IoT Application security GDPR compliance
Applications developed to manage Internet of Things (IoT) devices often process personal data, and therefore fall into scope of GDPR compliance.
Data breach disclosure
GDPR Articles 33 and 34 emphasises the need for robust application security, given any failure with the security of the application that causes the compromise of personal data must be reported by the controller to a supervisory authority within 72 hours and to data subjects without undue delay.
Article 33 (1)In the case of a personal data breach, the controller shall without undue delay and, where feasible, not later than 72 hours after having become aware of it, notify the personal data breach to the supervisory authority.
Article 34 (1)When the personal data breach is likely to result in a high risk to the rights and freedoms of natural persons, the controller shall communicate the personal data breach to the data subject without undue delay.
Where an application developing organization is not in a role of a controller, the developing organization is still at risk of significant public and client reputational damages, especially where weak application security has caused large-scale or severe personal data breaches.
There are a number of different technical solutions that can significantly mitigate an application’s privacy risk and ease an organization’s GDPR compliance. Each privacy risk mitigating solution has security weaknesses and trade-offs that need to be fully understood and considered during the design of the application. For instance, data anonymization and pseudonymization has the risk of being reverse engineered, while data encryption has the overhead of requiring robust key management processes. Once determined in design, application privacy mitigation measures must be scrutinized to ensure the application is developed to provide a standard of data protection and a level of privacy risk, which is considered to be appropriate by GDPR supervisory authorities.

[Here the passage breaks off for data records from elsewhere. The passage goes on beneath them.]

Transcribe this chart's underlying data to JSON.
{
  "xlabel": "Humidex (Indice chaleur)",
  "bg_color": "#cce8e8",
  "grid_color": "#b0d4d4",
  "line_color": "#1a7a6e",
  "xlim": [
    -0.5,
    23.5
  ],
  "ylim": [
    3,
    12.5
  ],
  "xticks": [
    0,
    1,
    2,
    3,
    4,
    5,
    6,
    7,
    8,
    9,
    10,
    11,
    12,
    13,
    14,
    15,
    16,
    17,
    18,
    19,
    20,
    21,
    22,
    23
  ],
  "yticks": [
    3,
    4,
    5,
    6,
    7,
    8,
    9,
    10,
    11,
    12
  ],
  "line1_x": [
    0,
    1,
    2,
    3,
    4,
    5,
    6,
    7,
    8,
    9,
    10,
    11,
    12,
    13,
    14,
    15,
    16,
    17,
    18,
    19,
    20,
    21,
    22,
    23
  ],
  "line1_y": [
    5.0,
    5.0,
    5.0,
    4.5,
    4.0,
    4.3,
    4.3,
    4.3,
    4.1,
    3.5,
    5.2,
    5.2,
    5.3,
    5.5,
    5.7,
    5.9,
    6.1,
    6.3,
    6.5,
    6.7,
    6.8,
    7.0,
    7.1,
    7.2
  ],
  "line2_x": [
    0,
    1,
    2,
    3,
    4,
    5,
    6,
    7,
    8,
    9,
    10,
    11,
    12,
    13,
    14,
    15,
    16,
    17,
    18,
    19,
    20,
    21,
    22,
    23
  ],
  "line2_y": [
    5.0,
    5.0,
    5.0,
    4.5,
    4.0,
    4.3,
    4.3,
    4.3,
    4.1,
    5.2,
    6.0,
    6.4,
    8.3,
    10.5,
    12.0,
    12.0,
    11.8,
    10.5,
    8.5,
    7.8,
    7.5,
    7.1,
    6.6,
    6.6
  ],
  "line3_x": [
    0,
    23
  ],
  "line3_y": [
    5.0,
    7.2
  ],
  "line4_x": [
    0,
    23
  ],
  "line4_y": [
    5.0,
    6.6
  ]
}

The GDPR does not stipulate a descriptive set of IT and application security requirements, instead the regulation requires ‘an appropriate level of information security’ to be adopted. Given the substantial risk of weak application security leading to high impact compromises of personal information, including mass data breaches, developing and testing applications to proven application security practices should be considered as a benchmark towards achieving a GDPR ‘compliant’ application. Developing applications that adhere to the principles of the OWASP Top Ten, and testing applications for security vulnerabilities using IBM Security AppScan, are essential SDLC practices to reduce GDPR non-compliance organizational risk, and more importantly, protect the privacy of the application’s users.